Weil Maria Montessori radikal von den kindlichen Entwicklungsbedürfnissen aus denkt, kommt sie in Bezug auf die Beziehung von Kind und Welt zu einer anderen Reihenfolge, als es sowohl die pädagogische Logik wie das erzieherische Alltagshandeln nahe legen:

-         Schritt 1: Ungehinderter Zugang des Kindes zu der realen Welt, um seinem Geist vielfältigen Kontakt zu der Differenziertheit des Lebens zu ermöglichen;

-         Schritt 2: Stundenweises Leben in einer künstlichen Kinderwelt, um den Aufbau elementarer Wahrnehmungs- und Handlungsleistungen zu schaffen;

-         Schritt 3: Pädagogische Aktion in der realen Welt, um Selbstbestimmung und Freiheit einzuüben.

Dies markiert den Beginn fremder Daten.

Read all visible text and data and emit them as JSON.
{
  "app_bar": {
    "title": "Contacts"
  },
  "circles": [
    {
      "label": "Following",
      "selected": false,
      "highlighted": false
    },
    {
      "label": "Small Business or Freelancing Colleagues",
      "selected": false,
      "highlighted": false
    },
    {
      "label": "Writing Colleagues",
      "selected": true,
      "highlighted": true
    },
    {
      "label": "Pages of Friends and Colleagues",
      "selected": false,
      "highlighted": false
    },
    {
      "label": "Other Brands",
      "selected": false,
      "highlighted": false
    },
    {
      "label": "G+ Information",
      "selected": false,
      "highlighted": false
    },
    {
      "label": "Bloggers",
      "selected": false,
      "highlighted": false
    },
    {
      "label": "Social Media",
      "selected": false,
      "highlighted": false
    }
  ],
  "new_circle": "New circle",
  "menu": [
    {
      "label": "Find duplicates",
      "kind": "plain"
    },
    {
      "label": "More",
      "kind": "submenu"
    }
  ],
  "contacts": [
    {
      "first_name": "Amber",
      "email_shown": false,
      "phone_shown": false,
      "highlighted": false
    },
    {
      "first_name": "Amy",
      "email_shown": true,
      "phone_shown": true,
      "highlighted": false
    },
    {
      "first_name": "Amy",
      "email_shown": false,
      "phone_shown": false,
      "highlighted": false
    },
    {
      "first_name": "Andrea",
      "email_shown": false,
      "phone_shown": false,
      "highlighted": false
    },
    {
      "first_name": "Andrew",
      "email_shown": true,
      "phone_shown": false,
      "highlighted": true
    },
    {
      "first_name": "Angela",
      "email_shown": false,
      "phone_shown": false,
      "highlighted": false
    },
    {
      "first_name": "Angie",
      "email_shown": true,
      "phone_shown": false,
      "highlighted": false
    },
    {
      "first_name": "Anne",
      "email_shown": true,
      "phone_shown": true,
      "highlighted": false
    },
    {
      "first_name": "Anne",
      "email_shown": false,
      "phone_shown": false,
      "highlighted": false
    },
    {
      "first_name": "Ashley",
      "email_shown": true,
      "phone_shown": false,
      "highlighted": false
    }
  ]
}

2. Erziehungskritik: Der Egozentrismus der Erwachsenen

a)    Die prinzipiell anklagende Haltung

Lassen Sie uns nun von der Betrachtung der Entwicklungsnotwendigkeiten seitens des Kindes wegkommen und einen Blick auf die Realität der Beziehungsgestaltung zwischen Erwachsenen und Kindern werfen. Maria Montessori hat nicht gerade ein vorteilhaftes Bild von uns Großen. Dass in ihrer Pädagogik Umgebung und Material viel von der traditionellen Funktion des Erziehers übernehmen, hat auch mit ihrer Skepsis gegenüber Erwachsenen zu tun. Salopp formuliert: Der Erwachsene ist so kaputt, dass er das Kind mehr zerstört als aufbaut, und die Pädagogik muss es deshalb unabhängig von den Erwachsenen machen.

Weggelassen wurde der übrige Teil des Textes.